South Bronx . . . unfortunately, the way the game is played now, it is a scorched earth game being played by Klein and Bloomberg, so there isn't any room for the compromise or reason you seemingly are applying to this equation. Bloomberg knows one thing - complete and utter anhililation of his opponents, in this case teachers. This is how you acuumualte 20 BILLION DOLLARS, ALMOST THREE TIMES THE AMOUNT HE CAME TO CITH HALL WITH! ! ! How does this relate to this discussion? Simple. Klein often and has stated in the press that the ATRS are "bad teacher" because they are unhired. This is a boldfaced lie in most cases. S.Bronx, ALL of the ATRs are "bad?"In my campus school OVER 90 PERCENT OF THE TEACHERS ARE BRAND NEW TEACHERS ! ! ! So , therefore, according to Bloomberg's ACTIONS, not words, ONLY new teachers are good teachers. Where is the balance that you speak of, where some young people are good teachers, AND some older teachers are good teachers? Why do the reorganized schools retain less than 5 percent of the existing staff S.Bronx? These are ALL bad? This is an ageist extermination based on age and salary, and will only get worse if they get there way. There is no compromise with these people. I hesitate to believe you are who you say you are, since if you truely had 10 years in the system, you would feel as threatened as anyone else.
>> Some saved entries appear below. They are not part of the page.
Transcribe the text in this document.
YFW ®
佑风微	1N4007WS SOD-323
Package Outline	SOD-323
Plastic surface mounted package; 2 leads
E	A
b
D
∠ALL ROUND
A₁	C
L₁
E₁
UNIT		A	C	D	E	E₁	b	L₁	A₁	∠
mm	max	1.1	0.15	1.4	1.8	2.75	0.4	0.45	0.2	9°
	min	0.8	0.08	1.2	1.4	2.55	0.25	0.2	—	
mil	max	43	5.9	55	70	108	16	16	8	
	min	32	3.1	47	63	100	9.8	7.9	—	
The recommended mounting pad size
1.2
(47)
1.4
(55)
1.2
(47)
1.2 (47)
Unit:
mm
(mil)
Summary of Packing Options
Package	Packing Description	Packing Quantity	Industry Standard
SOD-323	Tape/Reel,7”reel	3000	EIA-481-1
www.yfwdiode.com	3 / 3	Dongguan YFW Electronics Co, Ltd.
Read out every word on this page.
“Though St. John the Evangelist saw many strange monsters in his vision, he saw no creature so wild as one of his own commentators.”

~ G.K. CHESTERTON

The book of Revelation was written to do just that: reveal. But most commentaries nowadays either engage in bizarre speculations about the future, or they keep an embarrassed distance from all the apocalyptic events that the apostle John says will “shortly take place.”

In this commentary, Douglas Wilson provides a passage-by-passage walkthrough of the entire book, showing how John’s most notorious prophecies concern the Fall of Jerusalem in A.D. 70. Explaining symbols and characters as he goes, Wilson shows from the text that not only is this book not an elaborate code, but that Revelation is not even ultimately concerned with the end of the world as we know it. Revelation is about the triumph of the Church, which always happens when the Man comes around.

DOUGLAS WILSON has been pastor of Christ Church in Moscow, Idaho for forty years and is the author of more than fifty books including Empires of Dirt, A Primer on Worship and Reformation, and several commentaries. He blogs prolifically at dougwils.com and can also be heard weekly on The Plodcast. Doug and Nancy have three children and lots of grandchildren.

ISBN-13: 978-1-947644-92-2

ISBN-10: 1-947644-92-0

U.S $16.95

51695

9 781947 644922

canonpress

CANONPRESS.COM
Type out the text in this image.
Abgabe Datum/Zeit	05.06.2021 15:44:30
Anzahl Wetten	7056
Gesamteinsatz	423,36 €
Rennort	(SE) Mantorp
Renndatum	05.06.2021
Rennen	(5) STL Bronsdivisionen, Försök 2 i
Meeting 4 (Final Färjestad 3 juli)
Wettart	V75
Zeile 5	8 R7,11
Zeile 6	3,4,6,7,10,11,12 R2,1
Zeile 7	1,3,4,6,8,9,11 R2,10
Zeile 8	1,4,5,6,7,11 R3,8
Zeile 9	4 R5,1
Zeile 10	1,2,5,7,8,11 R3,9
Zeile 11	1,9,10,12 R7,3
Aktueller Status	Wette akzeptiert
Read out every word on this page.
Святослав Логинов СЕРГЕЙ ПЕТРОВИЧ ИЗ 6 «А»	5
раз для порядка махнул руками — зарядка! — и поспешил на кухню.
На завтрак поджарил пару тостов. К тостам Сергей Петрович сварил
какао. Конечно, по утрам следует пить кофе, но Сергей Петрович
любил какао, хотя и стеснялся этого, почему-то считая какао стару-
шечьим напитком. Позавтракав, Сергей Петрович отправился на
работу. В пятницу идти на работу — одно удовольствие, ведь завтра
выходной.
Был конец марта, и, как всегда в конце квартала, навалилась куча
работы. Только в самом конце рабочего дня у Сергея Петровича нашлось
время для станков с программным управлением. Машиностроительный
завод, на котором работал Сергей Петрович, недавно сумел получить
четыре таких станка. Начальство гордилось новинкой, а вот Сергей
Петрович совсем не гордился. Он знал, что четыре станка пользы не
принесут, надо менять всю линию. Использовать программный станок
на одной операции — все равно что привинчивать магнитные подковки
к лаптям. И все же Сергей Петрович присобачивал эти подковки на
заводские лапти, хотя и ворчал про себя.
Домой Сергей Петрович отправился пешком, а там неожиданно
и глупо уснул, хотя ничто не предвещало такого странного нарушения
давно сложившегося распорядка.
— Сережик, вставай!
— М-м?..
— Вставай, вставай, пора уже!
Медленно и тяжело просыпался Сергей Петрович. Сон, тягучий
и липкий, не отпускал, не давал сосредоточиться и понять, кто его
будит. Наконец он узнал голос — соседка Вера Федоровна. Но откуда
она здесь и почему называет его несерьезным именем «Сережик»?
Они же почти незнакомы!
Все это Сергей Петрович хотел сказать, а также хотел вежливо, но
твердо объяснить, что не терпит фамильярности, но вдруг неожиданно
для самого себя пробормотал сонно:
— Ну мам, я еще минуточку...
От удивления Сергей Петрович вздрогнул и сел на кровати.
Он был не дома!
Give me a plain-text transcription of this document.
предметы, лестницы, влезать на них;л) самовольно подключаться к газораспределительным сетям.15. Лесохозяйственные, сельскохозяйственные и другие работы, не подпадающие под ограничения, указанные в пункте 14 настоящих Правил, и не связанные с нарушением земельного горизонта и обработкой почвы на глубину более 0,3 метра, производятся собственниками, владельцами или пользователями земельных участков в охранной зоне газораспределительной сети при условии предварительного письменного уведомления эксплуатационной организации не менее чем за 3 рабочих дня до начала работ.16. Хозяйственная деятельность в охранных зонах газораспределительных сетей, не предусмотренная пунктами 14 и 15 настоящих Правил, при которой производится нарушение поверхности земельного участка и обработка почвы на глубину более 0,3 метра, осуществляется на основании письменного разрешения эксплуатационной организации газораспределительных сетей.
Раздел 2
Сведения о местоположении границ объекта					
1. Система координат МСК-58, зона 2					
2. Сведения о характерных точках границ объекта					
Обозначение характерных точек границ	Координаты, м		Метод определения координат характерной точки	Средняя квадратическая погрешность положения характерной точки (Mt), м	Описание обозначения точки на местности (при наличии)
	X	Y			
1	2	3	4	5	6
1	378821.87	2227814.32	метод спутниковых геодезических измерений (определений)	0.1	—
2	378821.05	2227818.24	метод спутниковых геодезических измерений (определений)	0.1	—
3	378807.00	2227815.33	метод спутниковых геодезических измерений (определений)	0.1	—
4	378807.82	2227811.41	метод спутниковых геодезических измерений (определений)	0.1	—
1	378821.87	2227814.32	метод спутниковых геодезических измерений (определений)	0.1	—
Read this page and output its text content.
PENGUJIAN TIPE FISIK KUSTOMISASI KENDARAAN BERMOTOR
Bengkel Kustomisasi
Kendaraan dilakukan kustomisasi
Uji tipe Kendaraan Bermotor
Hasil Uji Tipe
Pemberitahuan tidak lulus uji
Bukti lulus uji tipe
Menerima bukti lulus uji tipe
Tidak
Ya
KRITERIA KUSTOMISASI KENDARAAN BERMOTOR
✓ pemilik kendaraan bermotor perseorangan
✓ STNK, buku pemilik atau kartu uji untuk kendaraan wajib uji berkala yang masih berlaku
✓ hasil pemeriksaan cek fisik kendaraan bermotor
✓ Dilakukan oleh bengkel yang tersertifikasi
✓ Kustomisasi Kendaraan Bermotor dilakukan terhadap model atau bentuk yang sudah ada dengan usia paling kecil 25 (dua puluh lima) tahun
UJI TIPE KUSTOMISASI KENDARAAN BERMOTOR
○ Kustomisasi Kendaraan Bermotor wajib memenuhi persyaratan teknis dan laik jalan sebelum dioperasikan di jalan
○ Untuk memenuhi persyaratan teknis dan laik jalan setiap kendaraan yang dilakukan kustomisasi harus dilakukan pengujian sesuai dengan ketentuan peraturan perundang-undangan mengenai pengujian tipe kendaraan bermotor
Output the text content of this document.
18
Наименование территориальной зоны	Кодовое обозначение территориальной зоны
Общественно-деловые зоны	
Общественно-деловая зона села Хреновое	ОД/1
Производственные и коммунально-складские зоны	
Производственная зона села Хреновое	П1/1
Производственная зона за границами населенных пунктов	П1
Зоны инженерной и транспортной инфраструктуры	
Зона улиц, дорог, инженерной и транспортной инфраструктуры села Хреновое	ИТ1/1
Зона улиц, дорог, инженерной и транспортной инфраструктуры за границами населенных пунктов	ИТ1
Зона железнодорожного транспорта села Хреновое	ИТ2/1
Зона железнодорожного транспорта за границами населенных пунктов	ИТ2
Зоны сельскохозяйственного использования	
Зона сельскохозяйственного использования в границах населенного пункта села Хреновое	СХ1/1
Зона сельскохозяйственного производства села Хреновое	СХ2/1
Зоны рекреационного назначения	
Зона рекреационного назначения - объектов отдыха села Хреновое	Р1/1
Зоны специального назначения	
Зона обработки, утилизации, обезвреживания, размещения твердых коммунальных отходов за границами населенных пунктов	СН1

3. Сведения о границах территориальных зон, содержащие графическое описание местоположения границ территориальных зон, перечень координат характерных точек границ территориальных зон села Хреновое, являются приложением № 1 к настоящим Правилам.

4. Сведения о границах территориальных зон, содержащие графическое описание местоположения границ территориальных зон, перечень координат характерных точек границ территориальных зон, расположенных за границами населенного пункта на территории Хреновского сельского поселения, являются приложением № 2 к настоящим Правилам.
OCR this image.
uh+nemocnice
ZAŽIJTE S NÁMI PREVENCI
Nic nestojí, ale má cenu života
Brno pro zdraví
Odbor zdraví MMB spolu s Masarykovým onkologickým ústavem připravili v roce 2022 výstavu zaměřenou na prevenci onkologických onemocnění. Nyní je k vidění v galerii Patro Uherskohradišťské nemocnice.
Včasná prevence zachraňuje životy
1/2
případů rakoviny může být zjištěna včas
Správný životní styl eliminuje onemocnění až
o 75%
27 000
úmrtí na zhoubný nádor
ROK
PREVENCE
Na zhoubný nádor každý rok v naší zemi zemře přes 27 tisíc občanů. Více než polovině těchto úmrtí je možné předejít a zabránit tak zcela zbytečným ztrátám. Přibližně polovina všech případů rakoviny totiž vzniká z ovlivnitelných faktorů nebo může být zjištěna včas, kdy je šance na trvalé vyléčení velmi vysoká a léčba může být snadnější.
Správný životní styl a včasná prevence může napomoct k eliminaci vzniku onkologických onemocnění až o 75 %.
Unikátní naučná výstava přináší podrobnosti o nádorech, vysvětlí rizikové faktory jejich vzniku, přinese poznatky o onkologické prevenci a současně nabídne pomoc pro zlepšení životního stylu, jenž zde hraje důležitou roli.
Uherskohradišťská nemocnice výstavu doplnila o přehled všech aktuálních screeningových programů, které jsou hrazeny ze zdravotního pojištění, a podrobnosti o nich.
Perhaps you aren't directly threatened, you are not an ATR, or maybe you are good at kissing some APs or Principal's ass. If you were seeing things accurately, you would realize that we are in for the fight of our lives, and are being FORCED to be as extreme in our defense as our opposition is in destroying us.

Anonymous said...

Anyone have good comedic material to submit to "Joel Klein's Joke Line"?